L’etichetta dovrebbe essere interattiva e includere elementi grafici, icone, tabelle e link.

Queste etichette dovrebbero almeno chiarire all’utente quanto tempo, più o meno, potrebbe richiedere la lettura integrale dei termini d’uso, le categorie di dati personali che il fornitore del servizio dovrà necessariamente trattare per dare esecuzione all’oggetto principale del contratto e quelli che, eventualmente, vorrebbe trattare per finalità accessorie, un link alle versioni precedenti dei termini d’uso nonché una lista delle violazioni della privacy subite dal fornitore negli ultimi tre anni.

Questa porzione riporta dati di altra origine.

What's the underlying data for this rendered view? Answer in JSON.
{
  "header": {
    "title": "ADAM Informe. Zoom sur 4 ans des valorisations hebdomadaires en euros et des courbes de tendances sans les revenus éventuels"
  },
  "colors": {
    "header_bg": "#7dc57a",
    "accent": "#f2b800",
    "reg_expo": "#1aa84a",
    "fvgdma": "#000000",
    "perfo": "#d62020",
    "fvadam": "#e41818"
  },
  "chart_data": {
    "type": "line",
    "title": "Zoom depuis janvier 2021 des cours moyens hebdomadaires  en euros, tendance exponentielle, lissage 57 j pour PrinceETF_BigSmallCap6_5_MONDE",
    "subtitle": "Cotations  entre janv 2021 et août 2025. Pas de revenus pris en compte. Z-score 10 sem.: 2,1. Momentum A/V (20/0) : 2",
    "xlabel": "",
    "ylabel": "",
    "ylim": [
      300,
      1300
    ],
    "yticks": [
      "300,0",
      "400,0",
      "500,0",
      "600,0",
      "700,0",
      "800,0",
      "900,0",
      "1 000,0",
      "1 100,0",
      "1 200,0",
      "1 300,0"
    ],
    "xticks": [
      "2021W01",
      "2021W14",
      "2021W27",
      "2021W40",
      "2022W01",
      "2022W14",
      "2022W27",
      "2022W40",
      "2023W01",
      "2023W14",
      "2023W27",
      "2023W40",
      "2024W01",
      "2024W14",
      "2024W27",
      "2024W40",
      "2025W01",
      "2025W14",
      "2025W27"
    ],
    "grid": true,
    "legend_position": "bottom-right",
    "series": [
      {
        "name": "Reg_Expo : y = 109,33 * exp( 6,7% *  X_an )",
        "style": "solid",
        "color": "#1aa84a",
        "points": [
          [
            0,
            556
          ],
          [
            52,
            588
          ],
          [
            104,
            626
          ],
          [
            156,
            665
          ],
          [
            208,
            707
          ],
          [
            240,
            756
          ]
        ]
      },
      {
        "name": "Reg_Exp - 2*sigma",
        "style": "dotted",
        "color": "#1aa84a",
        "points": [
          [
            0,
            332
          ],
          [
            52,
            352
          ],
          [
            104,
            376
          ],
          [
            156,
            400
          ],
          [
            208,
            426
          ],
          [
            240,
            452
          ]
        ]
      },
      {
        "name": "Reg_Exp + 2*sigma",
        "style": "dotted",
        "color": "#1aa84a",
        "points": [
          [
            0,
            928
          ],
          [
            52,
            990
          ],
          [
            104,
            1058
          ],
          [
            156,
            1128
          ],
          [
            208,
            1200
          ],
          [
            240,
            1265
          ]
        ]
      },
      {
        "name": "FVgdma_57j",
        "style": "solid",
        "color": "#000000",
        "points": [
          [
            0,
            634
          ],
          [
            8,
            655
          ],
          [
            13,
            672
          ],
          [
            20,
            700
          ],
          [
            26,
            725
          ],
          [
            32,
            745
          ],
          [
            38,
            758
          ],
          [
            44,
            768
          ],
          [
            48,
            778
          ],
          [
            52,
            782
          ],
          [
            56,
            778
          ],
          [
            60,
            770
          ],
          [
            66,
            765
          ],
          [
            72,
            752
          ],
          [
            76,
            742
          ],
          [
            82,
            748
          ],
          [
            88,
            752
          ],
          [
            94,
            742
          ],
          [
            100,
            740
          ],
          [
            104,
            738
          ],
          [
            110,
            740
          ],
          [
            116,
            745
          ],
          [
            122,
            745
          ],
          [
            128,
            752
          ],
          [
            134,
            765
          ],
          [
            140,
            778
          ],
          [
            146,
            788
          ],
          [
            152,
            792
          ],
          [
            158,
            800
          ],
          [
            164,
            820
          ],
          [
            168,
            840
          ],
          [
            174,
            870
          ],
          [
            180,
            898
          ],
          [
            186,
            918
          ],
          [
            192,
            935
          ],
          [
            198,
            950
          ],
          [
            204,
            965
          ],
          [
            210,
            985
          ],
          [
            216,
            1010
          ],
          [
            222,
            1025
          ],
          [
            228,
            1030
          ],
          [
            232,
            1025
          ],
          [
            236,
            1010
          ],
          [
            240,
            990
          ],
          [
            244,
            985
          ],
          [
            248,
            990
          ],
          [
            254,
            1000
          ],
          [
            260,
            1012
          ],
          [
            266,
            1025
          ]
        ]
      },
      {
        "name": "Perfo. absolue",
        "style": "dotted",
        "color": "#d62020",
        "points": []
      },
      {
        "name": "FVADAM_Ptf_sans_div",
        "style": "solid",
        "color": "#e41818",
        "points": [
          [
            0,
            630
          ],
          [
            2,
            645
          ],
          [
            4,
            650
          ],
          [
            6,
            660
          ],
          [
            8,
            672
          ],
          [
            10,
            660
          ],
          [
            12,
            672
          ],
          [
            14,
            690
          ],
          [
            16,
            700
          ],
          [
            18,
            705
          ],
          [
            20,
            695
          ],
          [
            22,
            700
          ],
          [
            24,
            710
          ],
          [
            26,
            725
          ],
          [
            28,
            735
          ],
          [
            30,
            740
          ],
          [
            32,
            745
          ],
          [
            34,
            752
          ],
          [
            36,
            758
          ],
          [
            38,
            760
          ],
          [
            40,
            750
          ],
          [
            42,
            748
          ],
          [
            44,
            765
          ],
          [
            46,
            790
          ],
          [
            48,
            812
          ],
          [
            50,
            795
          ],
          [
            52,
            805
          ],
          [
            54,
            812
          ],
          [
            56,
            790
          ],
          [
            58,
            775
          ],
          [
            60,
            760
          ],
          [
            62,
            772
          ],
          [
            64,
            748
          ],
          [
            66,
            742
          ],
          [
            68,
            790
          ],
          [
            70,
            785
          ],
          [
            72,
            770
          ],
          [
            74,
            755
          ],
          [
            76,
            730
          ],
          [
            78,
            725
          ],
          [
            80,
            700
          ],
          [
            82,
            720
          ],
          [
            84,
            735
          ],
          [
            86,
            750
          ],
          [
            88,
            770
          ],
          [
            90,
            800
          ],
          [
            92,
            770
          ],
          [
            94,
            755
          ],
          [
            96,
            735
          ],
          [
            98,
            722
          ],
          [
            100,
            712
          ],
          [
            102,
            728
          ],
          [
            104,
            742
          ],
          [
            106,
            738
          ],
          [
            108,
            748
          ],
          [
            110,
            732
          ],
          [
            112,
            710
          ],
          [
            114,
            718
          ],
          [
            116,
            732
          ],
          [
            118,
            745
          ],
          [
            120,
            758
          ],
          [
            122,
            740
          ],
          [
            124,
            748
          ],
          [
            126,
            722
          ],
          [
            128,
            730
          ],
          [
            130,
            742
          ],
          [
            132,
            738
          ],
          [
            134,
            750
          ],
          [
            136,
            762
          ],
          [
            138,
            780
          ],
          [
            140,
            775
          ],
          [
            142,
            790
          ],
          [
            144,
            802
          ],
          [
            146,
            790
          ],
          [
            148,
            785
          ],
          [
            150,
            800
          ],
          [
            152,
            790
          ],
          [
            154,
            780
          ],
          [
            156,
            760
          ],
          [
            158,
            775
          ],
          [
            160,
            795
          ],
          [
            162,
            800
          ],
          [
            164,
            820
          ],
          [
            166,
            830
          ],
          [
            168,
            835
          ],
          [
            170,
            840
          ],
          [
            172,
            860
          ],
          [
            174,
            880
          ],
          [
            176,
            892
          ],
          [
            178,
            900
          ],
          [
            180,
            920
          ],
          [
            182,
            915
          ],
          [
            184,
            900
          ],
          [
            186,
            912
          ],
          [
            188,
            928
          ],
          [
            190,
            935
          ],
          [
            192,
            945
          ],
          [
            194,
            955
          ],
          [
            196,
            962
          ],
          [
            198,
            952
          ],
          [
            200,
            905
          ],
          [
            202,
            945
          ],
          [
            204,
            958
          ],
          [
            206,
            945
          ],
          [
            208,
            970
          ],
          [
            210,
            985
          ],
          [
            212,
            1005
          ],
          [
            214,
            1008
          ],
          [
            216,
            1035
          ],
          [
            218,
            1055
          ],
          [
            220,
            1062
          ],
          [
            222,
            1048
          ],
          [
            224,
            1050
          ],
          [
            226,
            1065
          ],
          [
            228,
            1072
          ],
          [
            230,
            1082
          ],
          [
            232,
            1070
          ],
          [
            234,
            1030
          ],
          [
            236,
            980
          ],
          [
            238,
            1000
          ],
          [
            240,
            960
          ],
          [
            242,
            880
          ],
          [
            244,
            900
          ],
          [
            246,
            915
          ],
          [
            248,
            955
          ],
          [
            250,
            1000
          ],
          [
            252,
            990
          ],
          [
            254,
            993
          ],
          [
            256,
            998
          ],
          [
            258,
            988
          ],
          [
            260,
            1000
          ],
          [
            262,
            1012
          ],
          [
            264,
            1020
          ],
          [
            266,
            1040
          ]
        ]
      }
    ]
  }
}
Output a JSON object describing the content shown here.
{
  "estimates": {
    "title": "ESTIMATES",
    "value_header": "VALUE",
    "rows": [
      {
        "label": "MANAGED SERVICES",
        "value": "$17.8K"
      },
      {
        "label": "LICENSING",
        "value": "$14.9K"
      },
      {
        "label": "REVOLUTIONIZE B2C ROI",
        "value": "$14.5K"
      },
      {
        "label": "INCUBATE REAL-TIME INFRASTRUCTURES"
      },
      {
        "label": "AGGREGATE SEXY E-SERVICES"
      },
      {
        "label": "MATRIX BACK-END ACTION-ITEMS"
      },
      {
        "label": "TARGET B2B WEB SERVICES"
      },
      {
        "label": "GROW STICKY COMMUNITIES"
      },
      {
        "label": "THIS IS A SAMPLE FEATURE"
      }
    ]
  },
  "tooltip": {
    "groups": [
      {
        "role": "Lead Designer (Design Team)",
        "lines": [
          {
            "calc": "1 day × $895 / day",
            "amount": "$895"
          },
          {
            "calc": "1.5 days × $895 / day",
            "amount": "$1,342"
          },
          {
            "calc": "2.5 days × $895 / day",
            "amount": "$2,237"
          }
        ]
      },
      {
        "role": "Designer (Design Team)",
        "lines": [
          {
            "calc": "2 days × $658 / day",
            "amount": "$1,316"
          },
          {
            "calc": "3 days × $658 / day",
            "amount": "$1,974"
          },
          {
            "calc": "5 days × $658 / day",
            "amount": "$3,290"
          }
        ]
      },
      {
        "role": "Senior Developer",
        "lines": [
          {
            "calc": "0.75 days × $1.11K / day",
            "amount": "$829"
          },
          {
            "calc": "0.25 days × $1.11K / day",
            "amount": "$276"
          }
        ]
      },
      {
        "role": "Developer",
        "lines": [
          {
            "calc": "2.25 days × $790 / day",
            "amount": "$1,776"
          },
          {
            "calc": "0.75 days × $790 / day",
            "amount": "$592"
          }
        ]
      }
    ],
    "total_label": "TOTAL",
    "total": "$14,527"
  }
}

Toccherà alla Federal Trade Commission dettare le disposizioni di attuazione della legge, qualora il disegno di legge avesse successo e determinare, quindi, le modalità grafiche e tecnologiche per la pubblicazione delle etichette in questione così come vigilare sulla corretta applicazione delle nuove regole.

È un’iniziativa probabilmente ambiziosa, certamente non risolutiva ma che ha il pregio di accendere un faro su un problema non più procrastinabile ovvero quello di interi sistemi regolamentari – ivi incluso quello a tutela della protezione dei dati personali – basati sull’imposizione in capo alla parte forte del rapporto di una serie di obblighi di informazione che oggi sono largamente disattesi e di proporre soluzioni intelligenti, moderne e di buon senso.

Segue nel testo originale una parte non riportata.